Some of the uptick can be credited to management. But more of it can be credited to good timing. Fifteen players in the 23-man squad also made the trip to Brazil, and those who didn’t were replaced by budding superstars and high-upside role players. Belgium’s key performers — Courtois, De Bruyne, Hazard, and Lukaku — are all firmly in their primes, and among the best keepers, midfielders, and strikers on the planet. Their supporting staff — wing backs like Yannick Carrasco and Thomas Meunier, and midfielders and forwards like Axel Witsel and Dries Mertens — have all spent time as part of competitive Champions League clubs, and only Mertens sits on the wrong side of 30. The most troubling questions asked of this team focus on the strength of its three central defenders — Toby Alderweireld, Vertonghen, and Kompany — who anchor the back of a 3–4–2–1 formation. Only Alderweireld is younger than 30, and only Vertonghen played more than 17 games in the Premier League last season, with Alderweireld missing time with a recurring hamstring injury, and the oft-sidelined Kompany — once the defining piece of a Belgian defense — rarely healthy enough to see the field. Kompany missed the Panama match with injury, and isn’t expected to play again until the team’s final group-stage tie against England.
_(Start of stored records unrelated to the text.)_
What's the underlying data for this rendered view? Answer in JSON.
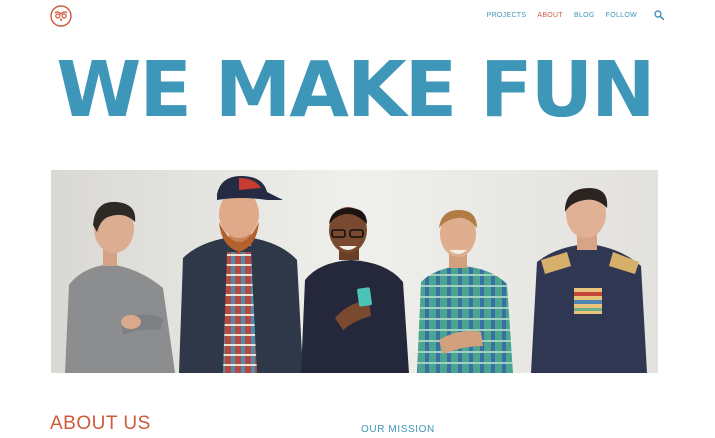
{
  "colors": {
    "brand_blue": "#3e97b8",
    "accent_orange": "#cf5a3a",
    "background": "#ffffff"
  },
  "header": {
    "logo_icon": "owl-face-icon",
    "nav": [
      {
        "label": "PROJECTS",
        "active": false
      },
      {
        "label": "ABOUT",
        "active": true
      },
      {
        "label": "BLOG",
        "active": false
      },
      {
        "label": "FOLLOW",
        "active": false
      }
    ],
    "search_icon": "search-icon"
  },
  "hero": {
    "title": "WE MAKE FUN"
  },
  "team_photo": {
    "people": 5
  },
  "sections": {
    "about_heading": "ABOUT US",
    "mission_heading": "OUR MISSION"
  }
}
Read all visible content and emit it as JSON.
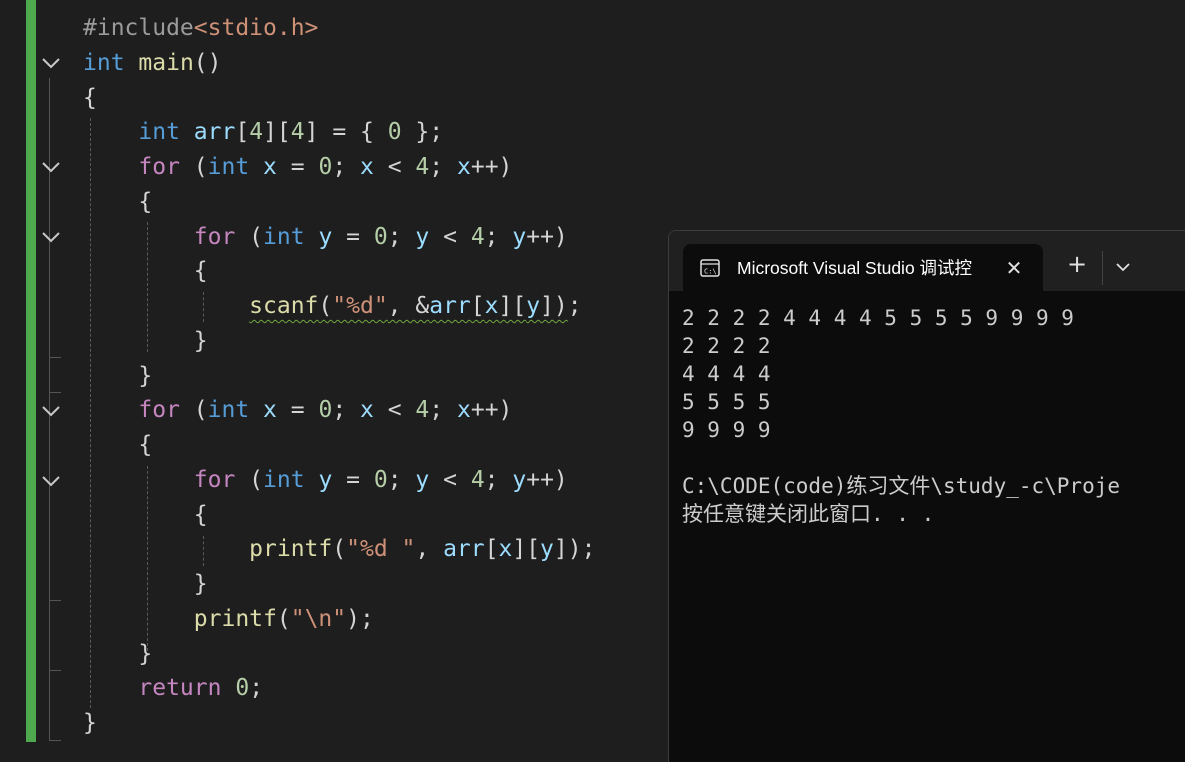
{
  "editor": {
    "lines": [
      [
        {
          "t": "#include",
          "c": "pp"
        },
        {
          "t": "<stdio.h>",
          "c": "str"
        }
      ],
      [
        {
          "t": "int",
          "c": "kw"
        },
        {
          "t": " ",
          "c": "op"
        },
        {
          "t": "main",
          "c": "fn"
        },
        {
          "t": "()",
          "c": "op"
        }
      ],
      [
        {
          "t": "{",
          "c": "op"
        }
      ],
      [
        {
          "t": "    ",
          "c": "op"
        },
        {
          "t": "int",
          "c": "kw"
        },
        {
          "t": " ",
          "c": "op"
        },
        {
          "t": "arr",
          "c": "var"
        },
        {
          "t": "[",
          "c": "op"
        },
        {
          "t": "4",
          "c": "num"
        },
        {
          "t": "][",
          "c": "op"
        },
        {
          "t": "4",
          "c": "num"
        },
        {
          "t": "] = { ",
          "c": "op"
        },
        {
          "t": "0",
          "c": "num"
        },
        {
          "t": " };",
          "c": "op"
        }
      ],
      [
        {
          "t": "    ",
          "c": "op"
        },
        {
          "t": "for",
          "c": "ctl"
        },
        {
          "t": " (",
          "c": "op"
        },
        {
          "t": "int",
          "c": "kw"
        },
        {
          "t": " ",
          "c": "op"
        },
        {
          "t": "x",
          "c": "var"
        },
        {
          "t": " = ",
          "c": "op"
        },
        {
          "t": "0",
          "c": "num"
        },
        {
          "t": "; ",
          "c": "op"
        },
        {
          "t": "x",
          "c": "var"
        },
        {
          "t": " < ",
          "c": "op"
        },
        {
          "t": "4",
          "c": "num"
        },
        {
          "t": "; ",
          "c": "op"
        },
        {
          "t": "x",
          "c": "var"
        },
        {
          "t": "++)",
          "c": "op"
        }
      ],
      [
        {
          "t": "    {",
          "c": "op"
        }
      ],
      [
        {
          "t": "        ",
          "c": "op"
        },
        {
          "t": "for",
          "c": "ctl"
        },
        {
          "t": " (",
          "c": "op"
        },
        {
          "t": "int",
          "c": "kw"
        },
        {
          "t": " ",
          "c": "op"
        },
        {
          "t": "y",
          "c": "var"
        },
        {
          "t": " = ",
          "c": "op"
        },
        {
          "t": "0",
          "c": "num"
        },
        {
          "t": "; ",
          "c": "op"
        },
        {
          "t": "y",
          "c": "var"
        },
        {
          "t": " < ",
          "c": "op"
        },
        {
          "t": "4",
          "c": "num"
        },
        {
          "t": "; ",
          "c": "op"
        },
        {
          "t": "y",
          "c": "var"
        },
        {
          "t": "++)",
          "c": "op"
        }
      ],
      [
        {
          "t": "        {",
          "c": "op"
        }
      ],
      [
        {
          "t": "            ",
          "c": "op"
        },
        {
          "t": "scanf",
          "c": "fn squig"
        },
        {
          "t": "(",
          "c": "op squig"
        },
        {
          "t": "\"%d\"",
          "c": "str squig"
        },
        {
          "t": ", &",
          "c": "op squig"
        },
        {
          "t": "arr",
          "c": "var squig"
        },
        {
          "t": "[",
          "c": "op squig"
        },
        {
          "t": "x",
          "c": "var squig"
        },
        {
          "t": "][",
          "c": "op squig"
        },
        {
          "t": "y",
          "c": "var squig"
        },
        {
          "t": "])",
          "c": "op squig"
        },
        {
          "t": ";",
          "c": "op"
        }
      ],
      [
        {
          "t": "        }",
          "c": "op"
        }
      ],
      [
        {
          "t": "    }",
          "c": "op"
        }
      ],
      [
        {
          "t": "    ",
          "c": "op"
        },
        {
          "t": "for",
          "c": "ctl"
        },
        {
          "t": " (",
          "c": "op"
        },
        {
          "t": "int",
          "c": "kw"
        },
        {
          "t": " ",
          "c": "op"
        },
        {
          "t": "x",
          "c": "var"
        },
        {
          "t": " = ",
          "c": "op"
        },
        {
          "t": "0",
          "c": "num"
        },
        {
          "t": "; ",
          "c": "op"
        },
        {
          "t": "x",
          "c": "var"
        },
        {
          "t": " < ",
          "c": "op"
        },
        {
          "t": "4",
          "c": "num"
        },
        {
          "t": "; ",
          "c": "op"
        },
        {
          "t": "x",
          "c": "var"
        },
        {
          "t": "++)",
          "c": "op"
        }
      ],
      [
        {
          "t": "    {",
          "c": "op"
        }
      ],
      [
        {
          "t": "        ",
          "c": "op"
        },
        {
          "t": "for",
          "c": "ctl"
        },
        {
          "t": " (",
          "c": "op"
        },
        {
          "t": "int",
          "c": "kw"
        },
        {
          "t": " ",
          "c": "op"
        },
        {
          "t": "y",
          "c": "var"
        },
        {
          "t": " = ",
          "c": "op"
        },
        {
          "t": "0",
          "c": "num"
        },
        {
          "t": "; ",
          "c": "op"
        },
        {
          "t": "y",
          "c": "var"
        },
        {
          "t": " < ",
          "c": "op"
        },
        {
          "t": "4",
          "c": "num"
        },
        {
          "t": "; ",
          "c": "op"
        },
        {
          "t": "y",
          "c": "var"
        },
        {
          "t": "++)",
          "c": "op"
        }
      ],
      [
        {
          "t": "        {",
          "c": "op"
        }
      ],
      [
        {
          "t": "            ",
          "c": "op"
        },
        {
          "t": "printf",
          "c": "fn"
        },
        {
          "t": "(",
          "c": "op"
        },
        {
          "t": "\"%d \"",
          "c": "str"
        },
        {
          "t": ", ",
          "c": "op"
        },
        {
          "t": "arr",
          "c": "var"
        },
        {
          "t": "[",
          "c": "op"
        },
        {
          "t": "x",
          "c": "var"
        },
        {
          "t": "][",
          "c": "op"
        },
        {
          "t": "y",
          "c": "var"
        },
        {
          "t": "]);",
          "c": "op"
        }
      ],
      [
        {
          "t": "        }",
          "c": "op"
        }
      ],
      [
        {
          "t": "        ",
          "c": "op"
        },
        {
          "t": "printf",
          "c": "fn"
        },
        {
          "t": "(",
          "c": "op"
        },
        {
          "t": "\"\\n\"",
          "c": "str"
        },
        {
          "t": ");",
          "c": "op"
        }
      ],
      [
        {
          "t": "    }",
          "c": "op"
        }
      ],
      [
        {
          "t": "    ",
          "c": "op"
        },
        {
          "t": "return",
          "c": "ctl"
        },
        {
          "t": " ",
          "c": "op"
        },
        {
          "t": "0",
          "c": "num"
        },
        {
          "t": ";",
          "c": "op"
        }
      ],
      [
        {
          "t": "}",
          "c": "op"
        }
      ]
    ]
  },
  "colors": {
    "editor_bg": "#1e1e1e",
    "change_bar": "#4ea84e",
    "terminal_bg": "#0c0c0c",
    "keyword": "#569cd6",
    "control": "#c586c0",
    "function": "#dcdcaa",
    "variable": "#9cdcfe",
    "number": "#b5cea8",
    "string": "#ce9178"
  },
  "terminal": {
    "tab_title": "Microsoft Visual Studio 调试控",
    "tab_icon": "console-icon",
    "close_glyph": "✕",
    "new_tab_glyph": "+",
    "output": [
      "2 2 2 2 4 4 4 4 5 5 5 5 9 9 9 9",
      "2 2 2 2",
      "4 4 4 4",
      "5 5 5 5",
      "9 9 9 9",
      "",
      "C:\\CODE(code)练习文件\\study_-c\\Proje",
      "按任意键关闭此窗口. . ."
    ]
  }
}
Whatever progress the team has made will matter little if it can’t capitalize on it — welcome to international soccer. It’s not likely Belgium will field this loaded a squad for some time. The sun rose quickly over its national team. It can set just as swiftly. Barring injury, Hazard, De Bruyne, and Lukaku will still be talented enough to carry a team through qualification in 2022, and perhaps even past the group stage. But this is the best chance they will ever have to take the Cup.

If Belgium win their group, they could face a succession of games that looks like this: Colombia, Germany/Brazil, France, and then Spain. That would seem an insurmountable draw, even for the best teams. But if Belgium can finally put it together — if Hazard, De Bruyne, and Lukaku can form a holy trinity of beautiful passing, striking, and scoring, and Courtois, Vertonghen, and the rest of the back line can hold steady — there might not be a team that can beat them.